A letter to the Financial Consumer Agency regarding misrepresentation by some mortgage specialists
CMBA-BC wrote to the commissioner of the Financial Consumer Agency of Canada in August to ask the agency to consider the subject of bank mortgage specialists in their review of the retail sales practices of banks. In particular, we explained the following:
As I am sure you know, employees of federally regulated financial institutions who are hired to place mortgages with their financial institution are commonly referred to as “mortgage specialists.” Mortgage specialists are essentially salespeople for the financial institution and operate under a “mortgage shop” model of serving the public by providing mortgage products, which a prospective borrower can either accept or reject. As bank employees, mortgage specialists always owe a duty of loyalty to their employer and not to the mortgage borrower. Mortgage specialists are therefore fundamentally different from licensed mortgage brokers, who work on behalf of clients as agents or quasi-fiduciaries to get borrowers the best mortgage deal possible. This requires sourcing terms from a selection of independent mortgage lenders and not just one, where there is no independence. Licensed mortgage brokers must also comply with specific consumer protection rules, including disclosure of conflicts and remuneration, which explains who the broker represents and how they are paid.
However, while these fundamental differences exist, it can often be difficult for the public to distinguish between mortgage specialists and mortgage brokers, as in many ways specialists can look more like independent commissioned contractors than employees. For example, specialists often meet with clients outside of their branch office, such as in coffee shops or their homes, and earn deal commissions. In addition, we observe that many specialists verbally refer to themselves as “brokers,” likely because the term “broker” resonates with the public much better than the term “specialist.”

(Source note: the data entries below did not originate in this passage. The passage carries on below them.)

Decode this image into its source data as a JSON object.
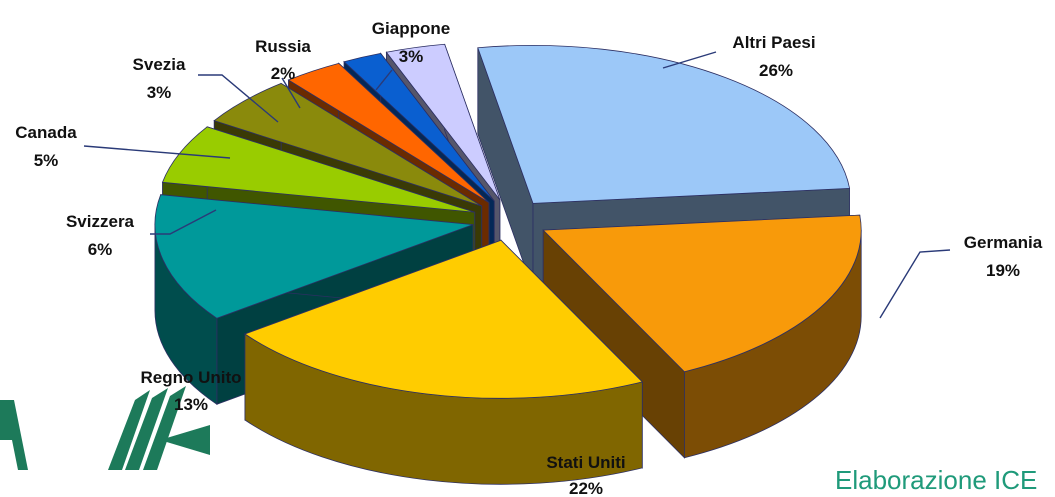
{
  "chart_data": {
    "type": "pie",
    "title": "",
    "categories": [
      "Altri Paesi",
      "Germania",
      "Stati Uniti",
      "Regno Unito",
      "Svizzera",
      "Canada",
      "Svezia",
      "Russia",
      "Giappone"
    ],
    "values": [
      26,
      19,
      22,
      13,
      6,
      5,
      3,
      2,
      3
    ],
    "value_labels": [
      "26%",
      "19%",
      "22%",
      "13%",
      "6%",
      "5%",
      "3%",
      "2%",
      "3%"
    ],
    "colors": {
      "Altri Paesi": "#9cc8f8",
      "Germania": "#f89a0a",
      "Stati Uniti": "#ffcc00",
      "Regno Unito": "#00999a",
      "Svizzera": "#99cc00",
      "Canada": "#8a8a0c",
      "Svezia": "#ff6600",
      "Russia": "#0a5fd0",
      "Giappone": "#ccccff"
    },
    "style": "3d-exploded"
  },
  "footer": {
    "text": "Elaborazione ICE"
  },
  "logo_icon": "chevron-logo-icon"
}
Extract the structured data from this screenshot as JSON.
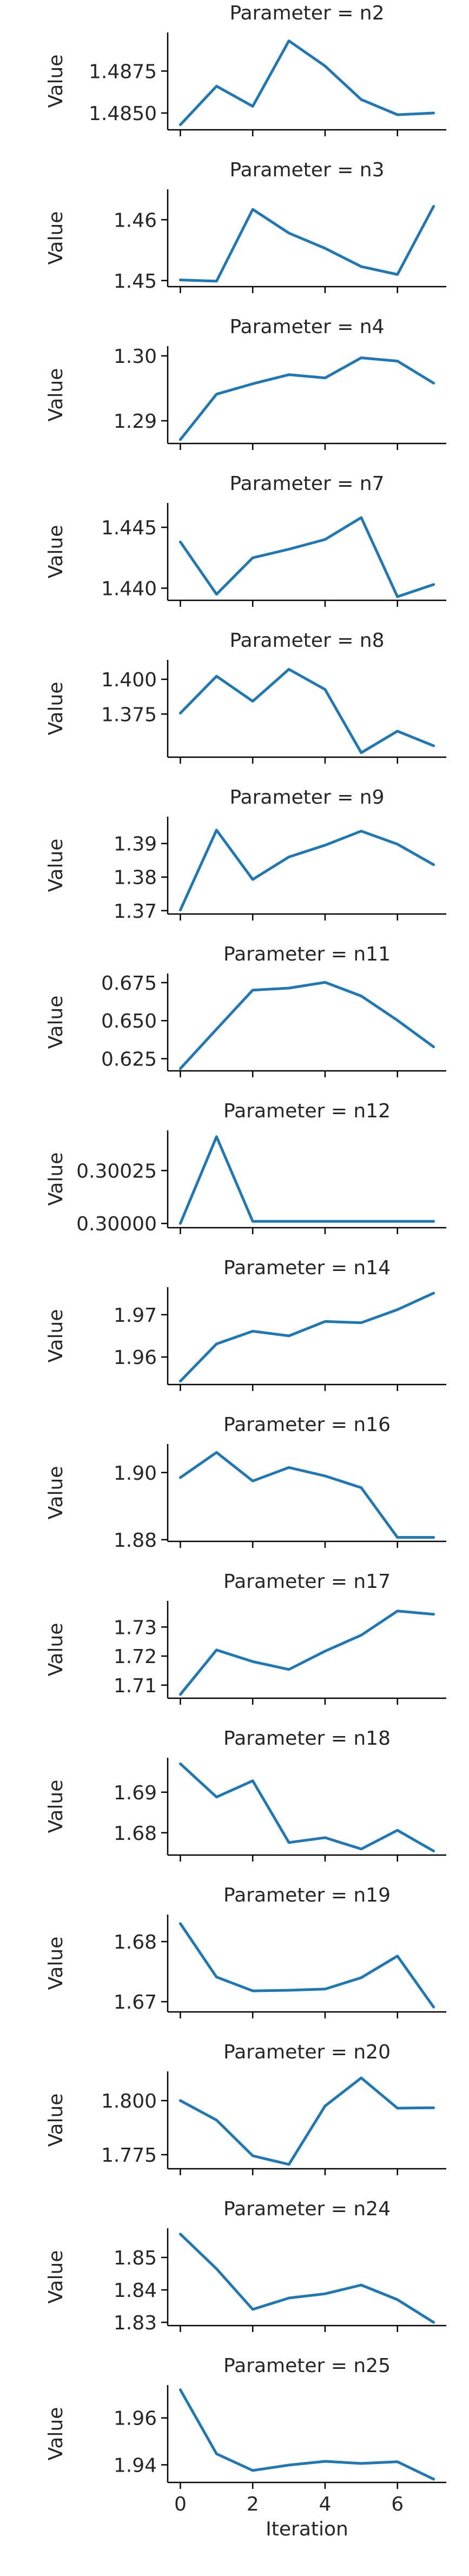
{
  "figure": {
    "line_color": "#1f77b4",
    "x_label": "Iteration",
    "y_label": "Value"
  },
  "chart_data": [
    {
      "type": "line",
      "title": "Parameter = n2",
      "x": [
        0,
        1,
        2,
        3,
        4,
        5,
        6,
        7
      ],
      "values": [
        1.4843,
        1.4866,
        1.4854,
        1.4893,
        1.4878,
        1.4858,
        1.4849,
        1.485
      ],
      "ylim": [
        1.484,
        1.4898
      ],
      "yticks": [
        1.485,
        1.4875
      ],
      "ytick_labels": [
        "1.4850",
        "1.4875"
      ],
      "xlim": [
        -0.35,
        7.35
      ]
    },
    {
      "type": "line",
      "title": "Parameter = n3",
      "x": [
        0,
        1,
        2,
        3,
        4,
        5,
        6,
        7
      ],
      "values": [
        1.4501,
        1.4499,
        1.4617,
        1.4578,
        1.4553,
        1.4523,
        1.451,
        1.4622
      ],
      "ylim": [
        1.449,
        1.465
      ],
      "yticks": [
        1.45,
        1.46
      ],
      "ytick_labels": [
        "1.45",
        "1.46"
      ],
      "xlim": [
        -0.35,
        7.35
      ]
    },
    {
      "type": "line",
      "title": "Parameter = n4",
      "x": [
        0,
        1,
        2,
        3,
        4,
        5,
        6,
        7
      ],
      "values": [
        1.2871,
        1.2941,
        1.2957,
        1.2971,
        1.2966,
        1.2997,
        1.2992,
        1.2958
      ],
      "ylim": [
        1.2865,
        1.3015
      ],
      "yticks": [
        1.29,
        1.3
      ],
      "ytick_labels": [
        "1.29",
        "1.30"
      ],
      "xlim": [
        -0.35,
        7.35
      ]
    },
    {
      "type": "line",
      "title": "Parameter = n7",
      "x": [
        0,
        1,
        2,
        3,
        4,
        5,
        6,
        7
      ],
      "values": [
        1.4438,
        1.4395,
        1.4425,
        1.4432,
        1.444,
        1.4458,
        1.4393,
        1.4403
      ],
      "ylim": [
        1.439,
        1.447
      ],
      "yticks": [
        1.44,
        1.445
      ],
      "ytick_labels": [
        "1.440",
        "1.445"
      ],
      "xlim": [
        -0.35,
        7.35
      ]
    },
    {
      "type": "line",
      "title": "Parameter = n8",
      "x": [
        0,
        1,
        2,
        3,
        4,
        5,
        6,
        7
      ],
      "values": [
        1.3757,
        1.4022,
        1.3842,
        1.4072,
        1.3927,
        1.3472,
        1.3627,
        1.3522
      ],
      "ylim": [
        1.344,
        1.414
      ],
      "yticks": [
        1.375,
        1.4
      ],
      "ytick_labels": [
        "1.375",
        "1.400"
      ],
      "xlim": [
        -0.35,
        7.35
      ]
    },
    {
      "type": "line",
      "title": "Parameter = n9",
      "x": [
        0,
        1,
        2,
        3,
        4,
        5,
        6,
        7
      ],
      "values": [
        1.3702,
        1.394,
        1.3793,
        1.386,
        1.3895,
        1.3937,
        1.3898,
        1.3837
      ],
      "ylim": [
        1.369,
        1.398
      ],
      "yticks": [
        1.37,
        1.38,
        1.39
      ],
      "ytick_labels": [
        "1.37",
        "1.38",
        "1.39"
      ],
      "xlim": [
        -0.35,
        7.35
      ]
    },
    {
      "type": "line",
      "title": "Parameter = n11",
      "x": [
        0,
        1,
        2,
        3,
        4,
        5,
        6,
        7
      ],
      "values": [
        0.6185,
        0.6444,
        0.6701,
        0.6714,
        0.6752,
        0.6662,
        0.6502,
        0.6328
      ],
      "ylim": [
        0.617,
        0.681
      ],
      "yticks": [
        0.625,
        0.65,
        0.675
      ],
      "ytick_labels": [
        "0.625",
        "0.650",
        "0.675"
      ],
      "xlim": [
        -0.35,
        7.35
      ]
    },
    {
      "type": "line",
      "title": "Parameter = n12",
      "x": [
        0,
        1,
        2,
        3,
        4,
        5,
        6,
        7
      ],
      "values": [
        0.3,
        0.30041,
        0.30001,
        0.30001,
        0.30001,
        0.30001,
        0.30001,
        0.30001
      ],
      "ylim": [
        0.29998,
        0.30044
      ],
      "yticks": [
        0.3,
        0.30025
      ],
      "ytick_labels": [
        "0.30000",
        "0.30025"
      ],
      "xlim": [
        -0.35,
        7.35
      ]
    },
    {
      "type": "line",
      "title": "Parameter = n14",
      "x": [
        0,
        1,
        2,
        3,
        4,
        5,
        6,
        7
      ],
      "values": [
        1.9543,
        1.9631,
        1.9661,
        1.965,
        1.9684,
        1.9681,
        1.9712,
        1.9751
      ],
      "ylim": [
        1.9535,
        1.9765
      ],
      "yticks": [
        1.96,
        1.97
      ],
      "ytick_labels": [
        "1.96",
        "1.97"
      ],
      "xlim": [
        -0.35,
        7.35
      ]
    },
    {
      "type": "line",
      "title": "Parameter = n16",
      "x": [
        0,
        1,
        2,
        3,
        4,
        5,
        6,
        7
      ],
      "values": [
        1.8985,
        1.906,
        1.8975,
        1.9015,
        1.899,
        1.8955,
        1.8807,
        1.8807
      ],
      "ylim": [
        1.8795,
        1.9085
      ],
      "yticks": [
        1.88,
        1.9
      ],
      "ytick_labels": [
        "1.88",
        "1.90"
      ],
      "xlim": [
        -0.35,
        7.35
      ]
    },
    {
      "type": "line",
      "title": "Parameter = n17",
      "x": [
        0,
        1,
        2,
        3,
        4,
        5,
        6,
        7
      ],
      "values": [
        1.7068,
        1.7221,
        1.7181,
        1.7154,
        1.7217,
        1.7272,
        1.7355,
        1.7344
      ],
      "ylim": [
        1.7055,
        1.739
      ],
      "yticks": [
        1.71,
        1.72,
        1.73
      ],
      "ytick_labels": [
        "1.71",
        "1.72",
        "1.73"
      ],
      "xlim": [
        -0.35,
        7.35
      ]
    },
    {
      "type": "line",
      "title": "Parameter = n18",
      "x": [
        0,
        1,
        2,
        3,
        4,
        5,
        6,
        7
      ],
      "values": [
        1.697,
        1.6888,
        1.6928,
        1.6776,
        1.6788,
        1.676,
        1.6806,
        1.6755
      ],
      "ylim": [
        1.6745,
        1.6985
      ],
      "yticks": [
        1.68,
        1.69
      ],
      "ytick_labels": [
        "1.68",
        "1.69"
      ],
      "xlim": [
        -0.35,
        7.35
      ]
    },
    {
      "type": "line",
      "title": "Parameter = n19",
      "x": [
        0,
        1,
        2,
        3,
        4,
        5,
        6,
        7
      ],
      "values": [
        1.683,
        1.6741,
        1.6718,
        1.6719,
        1.6721,
        1.674,
        1.6776,
        1.6691
      ],
      "ylim": [
        1.6683,
        1.6845
      ],
      "yticks": [
        1.67,
        1.68
      ],
      "ytick_labels": [
        "1.67",
        "1.68"
      ],
      "xlim": [
        -0.35,
        7.35
      ]
    },
    {
      "type": "line",
      "title": "Parameter = n20",
      "x": [
        0,
        1,
        2,
        3,
        4,
        5,
        6,
        7
      ],
      "values": [
        1.8,
        1.791,
        1.7745,
        1.7705,
        1.7975,
        1.8105,
        1.7965,
        1.7967
      ],
      "ylim": [
        1.7685,
        1.8135
      ],
      "yticks": [
        1.775,
        1.8
      ],
      "ytick_labels": [
        "1.775",
        "1.800"
      ],
      "xlim": [
        -0.35,
        7.35
      ]
    },
    {
      "type": "line",
      "title": "Parameter = n24",
      "x": [
        0,
        1,
        2,
        3,
        4,
        5,
        6,
        7
      ],
      "values": [
        1.8572,
        1.8465,
        1.834,
        1.8375,
        1.8388,
        1.8415,
        1.837,
        1.83
      ],
      "ylim": [
        1.829,
        1.859
      ],
      "yticks": [
        1.83,
        1.84,
        1.85
      ],
      "ytick_labels": [
        "1.83",
        "1.84",
        "1.85"
      ],
      "xlim": [
        -0.35,
        7.35
      ]
    },
    {
      "type": "line",
      "title": "Parameter = n25",
      "x": [
        0,
        1,
        2,
        3,
        4,
        5,
        6,
        7
      ],
      "values": [
        1.972,
        1.9447,
        1.9376,
        1.9399,
        1.9415,
        1.9406,
        1.9413,
        1.9339
      ],
      "ylim": [
        1.9325,
        1.974
      ],
      "yticks": [
        1.94,
        1.96
      ],
      "ytick_labels": [
        "1.94",
        "1.96"
      ],
      "xlim": [
        -0.35,
        7.35
      ],
      "xticks": [
        0,
        2,
        4,
        6
      ],
      "xtick_labels": [
        "0",
        "2",
        "4",
        "6"
      ]
    }
  ]
}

While it is not inordinately common for specialists to describe themselves in written advertising material as brokers, there are such instances. Attached is an example of both print and electronic advertising where a mortgage specialist has identified herself as a mortgage broker housed within a realty office. I note that the prominent logo of the real estate company makes it look like the specialist is actually a mortgage broker employed by that company and not a financial institution. These advertisements are therefore misleading the public on some very critical points:
1 ) The specialist will not be acting as a broker for borrowers to find the best possible mortgage terms from an array of lenders;
2 ) The specialist is employed by a bank and owes a duty of loyalty to the bank and not the borrower; and
3 ) The specialist is not connected to the realty company in any way.
We are aware that your office is currently reviewing the retail sales practices of banks, and is looking to implement measures to protect the public. We ask that you consider this issue in the scope of your review.